Census 1901: Possible entry at with the Cowan family at Drumcarban, Co. Cavan
www.census.nationalarchives.ie/pages/1901/Cavan/Drumcarbon/Legaginny/1059466/
Census 1911: Possible entry at Corlisbrattan, Arva,
www.census.nationalarchives.ie/pages/1911/Cavan/Arvagh/Corlisbrattan/319165/
Regiment/Unit: Royal Irish Fusiliers, 1st Battalion, "A" Company/ (4th Extra Reserve Battalion, formerly the Cavan Militia)/ [Royal Irish Fusiliers]
Regiment Number: 8312/ [1882]
Date of Death: 27-08-1916
Cause: Killed in action, Ieper, Belgium
Memorial: Railway Dugouts Burial Ground, Ypres/Ieper, Belgium.
Information:

Patrick was born c.1885* in Ballinamuck, the son of Charles Fox, a herdsman and caretaker, and his wife Mary. However, Patrick spent a some of his life in Co. Cavan near the town of Ballinagh. By 1903, at one brother, Francis had remained at Ballinamuck, whereas another, Charles, lived with himself and his father at Drumcarban. He married Lizzie McGovern** in c.1907 and they moved to Arva, Co. Cavan soon after. By 1911, they appear to have had two children, Patrick and Mary Kate. 

Patrick spent some years in the British Army prior to the Great War. He first enlisted with the Royal Irish Fusiliers in December 1903 at Cavan initially serving with the Cavan Militia (later became the 4th Extra Reserve Battalion), and then joining the regular army in March 1904. Prior to the war, he would have been a Special Reservist. When the Great War broke out, he enlisted in Cavan Barracks with the 1st Royal Irish Fusiliers, known as the Faugh-a-Ballaghs, from the Irish term Fág an Bealach, which means "leave the way". His will (link below) left his belongings to his father, Pte Charles Fox, (No. 20610) who, also served in the Great War in the Royal Defence Corps at Govan, Scotland.
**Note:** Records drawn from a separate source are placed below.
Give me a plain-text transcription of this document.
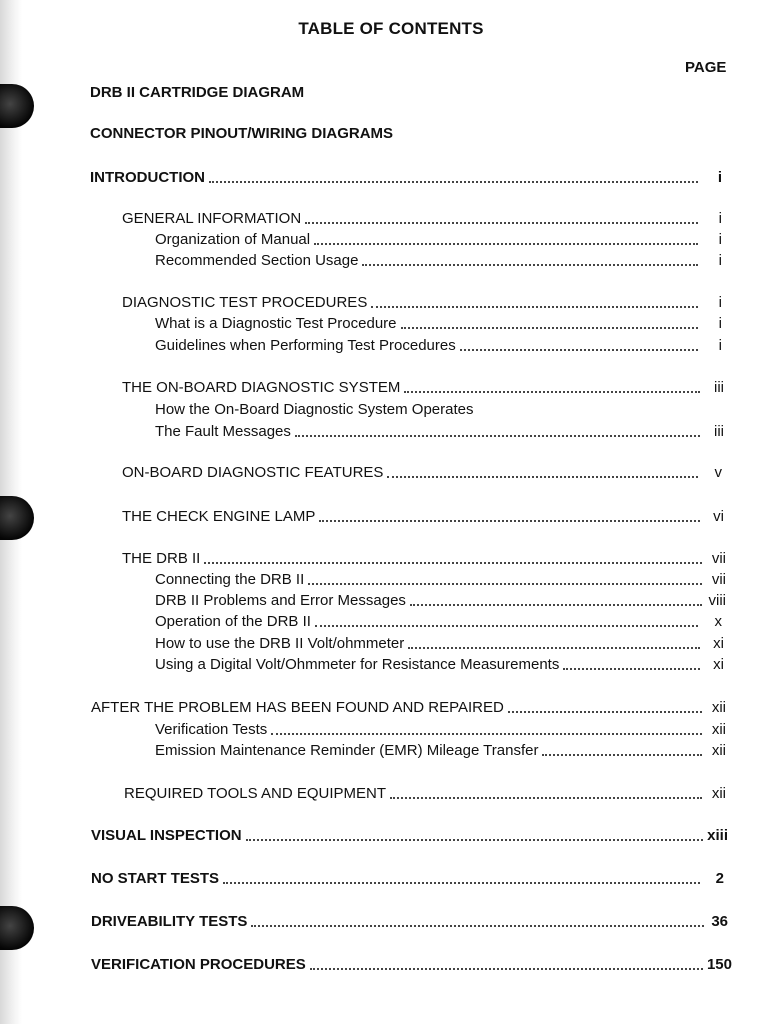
TABLE OF CONTENTS
PAGE
DRB II CARTRIDGE DIAGRAM
CONNECTOR PINOUT/WIRING DIAGRAMS
INTRODUCTION	i
GENERAL INFORMATION	i
Organization of Manual	i
Recommended Section Usage	i
DIAGNOSTIC TEST PROCEDURES	i
What is a Diagnostic Test Procedure	i
Guidelines when Performing Test Procedures	i
THE ON-BOARD DIAGNOSTIC SYSTEM	iii
How the On-Board Diagnostic System Operates
The Fault Messages	iii
ON-BOARD DIAGNOSTIC FEATURES	v
THE CHECK ENGINE LAMP	vi
THE DRB II	vii
Connecting the DRB II	vii
DRB II Problems and Error Messages	viii
Operation of the DRB II	x
How to use the DRB II Volt/ohmmeter	xi
Using a Digital Volt/Ohmmeter for Resistance Measurements	xi
AFTER THE PROBLEM HAS BEEN FOUND AND REPAIRED	xii
Verification Tests	xii
Emission Maintenance Reminder (EMR) Mileage Transfer	xii
REQUIRED TOOLS AND EQUIPMENT	xii
VISUAL INSPECTION	xiii
NO START TESTS	2
DRIVEABILITY TESTS	36
VERIFICATION PROCEDURES	150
Pte Fox was killed in action, near Ieper in Belgium, as a result of heavy bombardment of the "A" and "C" companies by the German army, resulting in the death of fiften soldiers, and the injury of nine more. Although he is not technically a Somme casualty, it is important to remember that he likely saw action on the Somme in early July 1916, when the RIR, as part of the 4th Division attacked the German lines near Serre. 

The Longford at War team would like to acknowledge the assistance of the Royal Irish Fusiliers Museum, Sovereigns House, The Mall, Armagh, for their assistance in completing this entry. 

Parents Names: Son of Charles Fox and and Mary (née Reilly?), Ballinamuck, Co. Longford.
Notes: *Some records suggest a birth date of c.1876-1879. However, in his original attestation in December 1903, he gave his age as 18, suggesting a birth year of 1885. **Lizzie may have remarried after his death, as the name Mr. McDonald, Drumhart, Kilbracken, Co. Cavan is associated with his headstone in the CWGC records.